Last week we were running into a bottleneck because people were having to go in and out of this one door,” the probate judge said. “We’ve been working real hard over the weekend to reconfigure everything so we have a lot more people in and out in a lot faster time.”

Tables with plexiglass line the hallway to the right of the clerk’s absentee voting office on the fifth floor of the courthouse.

“Up and down the hall here, we’ve expanded to be able to accommodate very many more in-person voters than we were able to last week,” Naftel said.

People will fill out their ballots in the jury assembly room that is across the street in the parking deck building. Once they have filled out their ballots and had a copy made of their identification there, voters go to the clerk’s office on the fifth floor.

“We’ll have people on computers along these tables that will then enter that application into what’s called Power Profile with the state to verify that they’re a registered voter and to identify what ballot of the 60-some-odd different ballot styles we have in Birmingham,” Naftel said. “They’ll bring that ballot out (and) they’ll enter the serial number, so to speak, for that ballot for that voter to match them up.”

Several voting stations are in the fifth-floor hallway to the left of the clerk’s absentee voting office.

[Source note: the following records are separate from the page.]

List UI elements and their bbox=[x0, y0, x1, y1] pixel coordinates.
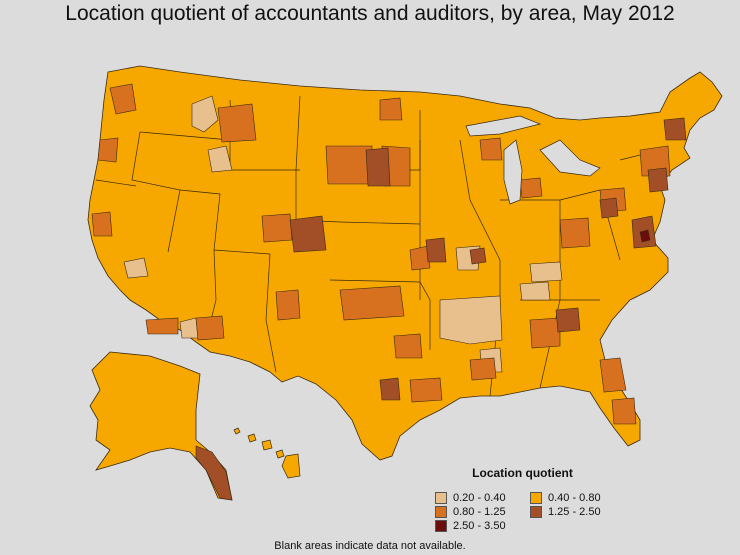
map-title: Location quotient of accountants and aud… bbox=[65, 2, 675, 25]
region-lq-250-350 bbox=[639, 229, 651, 243]
legend-item-020-040: 0.20 - 0.40 bbox=[435, 492, 506, 504]
footnote: Blank areas indicate data not available. bbox=[274, 540, 466, 552]
legend-item-250-350: 2.50 - 3.50 bbox=[435, 520, 506, 532]
regions-lq-080-125 bbox=[91, 83, 671, 425]
legend-item-080-125: 0.80 - 1.25 bbox=[435, 506, 506, 518]
legend-item-040-080: 0.40 - 0.80 bbox=[530, 492, 601, 504]
lake-michigan bbox=[503, 139, 523, 205]
legend-label: 0.40 - 0.80 bbox=[548, 492, 601, 504]
legend-item-125-250: 1.25 - 2.50 bbox=[530, 506, 601, 518]
lake-superior bbox=[465, 115, 542, 137]
legend-label: 0.20 - 0.40 bbox=[453, 492, 506, 504]
legend-swatch bbox=[435, 506, 447, 518]
legend-label: 2.50 - 3.50 bbox=[453, 520, 506, 532]
region-hawaii bbox=[233, 427, 301, 479]
regions-lq-125-250 bbox=[289, 117, 687, 401]
legend-swatch bbox=[435, 492, 447, 504]
region-alaska bbox=[89, 351, 233, 501]
lake-huron-erie bbox=[539, 139, 601, 177]
legend-swatch bbox=[530, 492, 542, 504]
legend-label: 0.80 - 1.25 bbox=[453, 506, 506, 518]
region-alaska-southeast-high bbox=[195, 445, 233, 501]
legend-label: 1.25 - 2.50 bbox=[548, 506, 601, 518]
state-borders bbox=[95, 95, 661, 397]
legend-swatch bbox=[530, 506, 542, 518]
legend-swatch bbox=[435, 520, 447, 532]
legend-title: Location quotient bbox=[472, 466, 573, 480]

“Then they’ll bring their completed ballot to one of these tables where they can fill out their affidavit and have it witnessed and put in the envelope,” the judge said, “and then they will drop their ballot into the ballot security boxes that will be out here.”

Naftel credits Circuit Clerk Jacqueline Anderson-Smith with leading the effort to redesign to space.

“We’ve all been working real hard over the last few days to get this to expand the capacity of this thing,” he said. “Up until last week, we were doing fine and then we were kind of overwhelmed with hundreds of people coming in. In response, we’re really trying to expand what we can do and how fast we can do it so you don’t have to wait so long.”